Total investment volume in the Czech Republic is estimated to have reached €4.3 billion in 2025, marking the strongest annual performance on record. The market was driven largely by Czech investors and local real estate funds, which remained the dominant source of capital across most sectors.

A particularly active fourth quarter helped lift full-year results. Investment activity in Q4 2025 reached €1.84 billion, making it one of the strongest quarters historically. Mixed-use assets accounted for the largest share of quarterly volume at 43%, followed by offices at 29%, with hotels, industrial, retail and residential assets making up the remainder.

Josef Stanko, Director of Market Research, noted that domestic investors are increasingly executing large and complex transactions that were previously led by international capital.

Among the most significant deals was the sale of the Palladium shopping centre in central Prague to Reico.
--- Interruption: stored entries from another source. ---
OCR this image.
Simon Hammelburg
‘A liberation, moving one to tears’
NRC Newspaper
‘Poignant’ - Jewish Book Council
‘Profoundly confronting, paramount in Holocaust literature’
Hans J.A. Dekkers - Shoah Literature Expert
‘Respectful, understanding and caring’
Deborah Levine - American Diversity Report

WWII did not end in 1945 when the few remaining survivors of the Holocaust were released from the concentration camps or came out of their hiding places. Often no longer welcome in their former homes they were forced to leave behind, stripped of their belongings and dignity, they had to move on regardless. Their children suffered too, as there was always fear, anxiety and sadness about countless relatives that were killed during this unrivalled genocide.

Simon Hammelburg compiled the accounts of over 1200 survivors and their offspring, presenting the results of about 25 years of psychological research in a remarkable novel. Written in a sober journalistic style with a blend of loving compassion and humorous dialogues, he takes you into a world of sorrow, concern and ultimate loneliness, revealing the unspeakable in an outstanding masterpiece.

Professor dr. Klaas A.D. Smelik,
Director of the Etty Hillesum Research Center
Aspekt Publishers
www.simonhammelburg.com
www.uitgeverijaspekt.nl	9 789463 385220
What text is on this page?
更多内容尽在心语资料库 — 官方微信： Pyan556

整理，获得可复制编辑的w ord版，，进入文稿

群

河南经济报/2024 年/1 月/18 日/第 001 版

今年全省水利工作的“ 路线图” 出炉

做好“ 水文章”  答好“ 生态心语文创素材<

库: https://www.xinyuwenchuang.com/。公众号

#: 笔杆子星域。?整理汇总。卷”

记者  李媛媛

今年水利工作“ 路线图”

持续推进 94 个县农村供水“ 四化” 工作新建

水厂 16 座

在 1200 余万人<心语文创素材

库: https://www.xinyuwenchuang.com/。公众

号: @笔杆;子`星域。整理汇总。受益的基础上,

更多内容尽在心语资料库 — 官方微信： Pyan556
Other notable transactions included the disposal of Harfa Business Centre B to the Ministry of Finance and the acquisition by Penta Real Estate, in joint venture with the DBK shopping centre owner, of Česká spořitelna’s current headquarters in Prague 4. Additional completed transactions cited include Campus Science Park in Brno, Forum Karlín in Prague 8, Aventin Shopping Znojmo and the Ibis and Diplomat hotels.

Pricing across prime segments remained broadly stable at the end of 2025, with selective yield compression in the most liquid sectors. Prime office yields stood at approximately 5.25%, prime industrial at around 5.00%, prime shopping centres at roughly 6.00% and prime high-street retail at about 4.50%. Investor interest has been returning primarily to sectors with transparent rental performance, particularly logistics and centrally located offices.

Looking ahead, investment activity in 2026 is expected to be supported by continued fundraising by Czech real estate funds. Estimates suggest that approximately €1.5 billion of equity capital is currently available for deployment, with an identified pipeline of roughly €3 billion in potential transactions.

However, market growth may be tempered by limited supply, especially in segments where new development remains constrained. Offices are expected to account for a significant share of upcoming transactions, supported by tenant demand and a relatively tight pipeline of high-quality space.

While the outlook remains positive, transaction volumes in 2026 will continue to depend on financing conditions, asset availability and the pace of international capital returning to the Czech market.